Cook was in total control throughout his innings. His favourite scoring area square on the offside was not neglected, but he was just as proficient through mid-off and midwicket. His eventual 122 contained 13 fours scored in all areas of the park, and one six, lifted sweetly over long on off Sammy. It was a special knock by the England captain.
There were many—and not just West Indies supporters—who saw the visitors as favourites for the limited overs games. The thought was that the return of Gayle, along with the powerful hitting of players like Kieron Pollard, Darren Sammy, Andre Russell and the in-form Marlon Samuels, would prove to be too much for the hosts. Sunil Narine was not very convincing in the last test at Egbaston, but the limited overs format was more familiar to him and the expectation was the return of the bowler who was good against Australia and special in the IPL.
But maybe such thoughts did not run deep enough. The English bowling attack was the same as in the tests. And despite the onslaught from Gayle at the top of the innings, they kept the tourists in check just as they did in the tests. The West Indies’ 238 was immediately recognized as inadequate and Cook, assisted by Bell, with a pleasant half century, and Trott, who made an untroubled 43, eased his side to victory with all of five overs to spare.

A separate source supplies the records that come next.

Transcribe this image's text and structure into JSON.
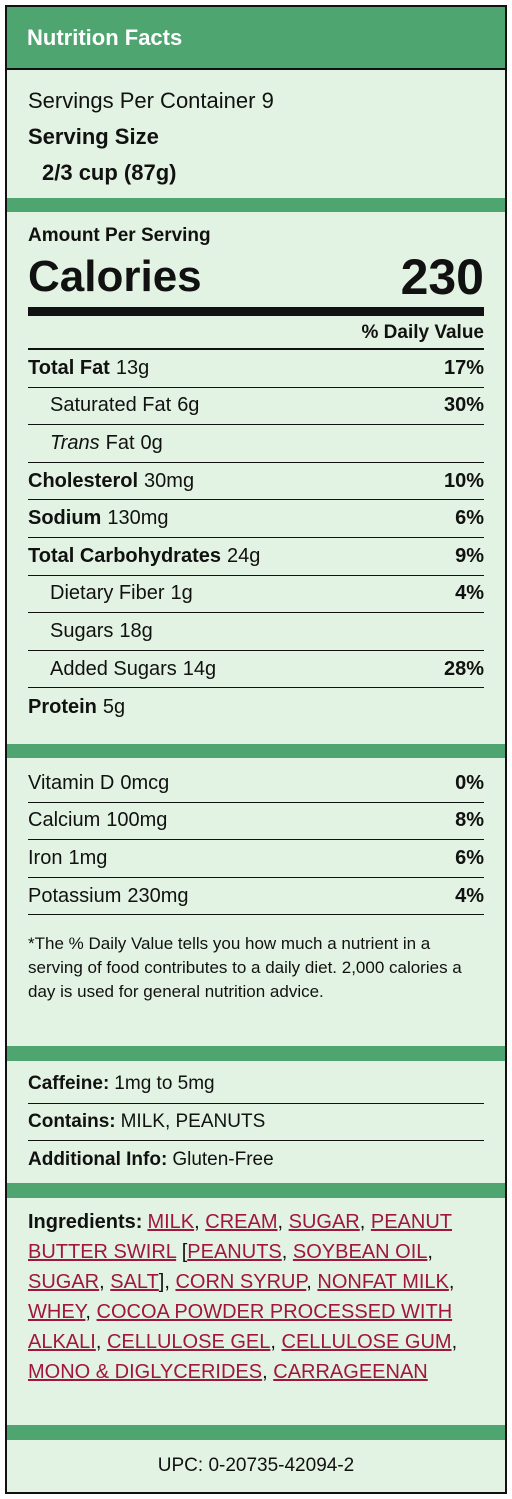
{
  "header": {
    "title": "Nutrition Facts"
  },
  "servings": {
    "per_container_label": "Servings Per Container",
    "per_container": 9,
    "size_label": "Serving Size",
    "size": "2/3 cup (87g)"
  },
  "calories": {
    "amount_label": "Amount Per Serving",
    "label": "Calories",
    "value": 230
  },
  "daily_value_header": "% Daily Value",
  "nutrients": [
    {
      "name": "Total Fat",
      "amount": "13g",
      "dv": "17%",
      "bold": true,
      "indent": false
    },
    {
      "name": "Saturated Fat",
      "amount": "6g",
      "dv": "30%",
      "bold": false,
      "indent": true
    },
    {
      "name_italic": "Trans",
      "name": "Fat",
      "amount": "0g",
      "bold": false,
      "indent": true
    },
    {
      "name": "Cholesterol",
      "amount": "30mg",
      "dv": "10%",
      "bold": true,
      "indent": false
    },
    {
      "name": "Sodium",
      "amount": "130mg",
      "dv": "6%",
      "bold": true,
      "indent": false
    },
    {
      "name": "Total Carbohydrates",
      "amount": "24g",
      "dv": "9%",
      "bold": true,
      "indent": false
    },
    {
      "name": "Dietary Fiber",
      "amount": "1g",
      "dv": "4%",
      "bold": false,
      "indent": true
    },
    {
      "name": "Sugars",
      "amount": "18g",
      "bold": false,
      "indent": true
    },
    {
      "name": "Added Sugars",
      "amount": "14g",
      "dv": "28%",
      "bold": false,
      "indent": true
    },
    {
      "name": "Protein",
      "amount": "5g",
      "bold": true,
      "indent": false
    }
  ],
  "vitamins": [
    {
      "name": "Vitamin D",
      "amount": "0mcg",
      "dv": "0%"
    },
    {
      "name": "Calcium",
      "amount": "100mg",
      "dv": "8%"
    },
    {
      "name": "Iron",
      "amount": "1mg",
      "dv": "6%"
    },
    {
      "name": "Potassium",
      "amount": "230mg",
      "dv": "4%"
    }
  ],
  "footnote": "*The % Daily Value tells you how much a nutrient in a serving of food contributes to a daily diet. 2,000 calories a day is used for general nutrition advice.",
  "info": [
    {
      "label": "Caffeine:",
      "value": "1mg to 5mg"
    },
    {
      "label": "Contains:",
      "value": "MILK, PEANUTS"
    },
    {
      "label": "Additional Info:",
      "value": "Gluten-Free"
    }
  ],
  "ingredients": {
    "label": "Ingredients:",
    "items": [
      {
        "name": "MILK"
      },
      {
        "name": "CREAM"
      },
      {
        "name": "SUGAR"
      },
      {
        "name": "PEANUT BUTTER SWIRL",
        "sub": [
          "PEANUTS",
          "SOYBEAN OIL",
          "SUGAR",
          "SALT"
        ]
      },
      {
        "name": "CORN SYRUP"
      },
      {
        "name": "NONFAT MILK"
      },
      {
        "name": "WHEY"
      },
      {
        "name": "COCOA POWDER PROCESSED WITH ALKALI"
      },
      {
        "name": "CELLULOSE GEL"
      },
      {
        "name": "CELLULOSE GUM"
      },
      {
        "name": "MONO & DIGLYCERIDES"
      },
      {
        "name": "CARRAGEENAN"
      }
    ]
  },
  "upc": "UPC: 0-20735-42094-2"
}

England again won the toss and elected to field and Gayle and Lendl Simmons started carefully on a surface that was straightforward for batting. But after a few overs Gayle signaled his intentions by smacking Finn for three consecutive boundaries. He was at his brutal best when Bresnan came on, smiting him for three sixes in his first over, one a gigantic hit which landed on the roof above the player’s pavilion.
Yes, this was the Chris Gayle everyone was waiting to see, but when he got to 53, punctuated with five sixes and three fours, Swann won an LBW verdict against him. Umpire Tony Hill must have run it through his mind a number of times because he took an eternity to raise his finger. The batsman immediately requested a review on the basis that he had played the ball unto his pad, but the replay gave little assistance in deciphering which came first (bat or pad) and so the original decision was upheld. Many shared the Jamaican’s disappointment as he trudged off shaking his head with the score on 63.
Dwayne Smith did not trouble the scorers and Samuels made only 13, so it was left to Pollard and Dwayne Bravo to get the visitors back on track. They batted well to add 100 without getting into the pyrotechnics that Pollard especially, can sometimes produce. The big Trinidadian fell for 41 trying to hook a bouncer from Bresnan. Sammy then came, made 21, and added 41 with Bravo before hitting straight to Eoin Morgan at point.
Bravo, the West Indies’ best player on the day, batted gallantly for 77, but the West Indies innings never gained the impetus that was needed to set an imposing score and the English batting hardly broke sweat in overcoming their paltry total.
The visitors had to wait until the 22nd over for their first breakthrough. The partnership was worth 122 and Ian Bell had scored 53 when he hit an off-cutter to Gayle at cover. Trott and Cook then took the score to 203 before the captain gave Sammy his second wicket when he got a top-edge trying to bash his second six off successive balls. Ravi Bopara then joined Trott and they took the hosts home without further bother.
If the West Indies does not improve for the next game, then England will take another Sunday evening stroll on Friday.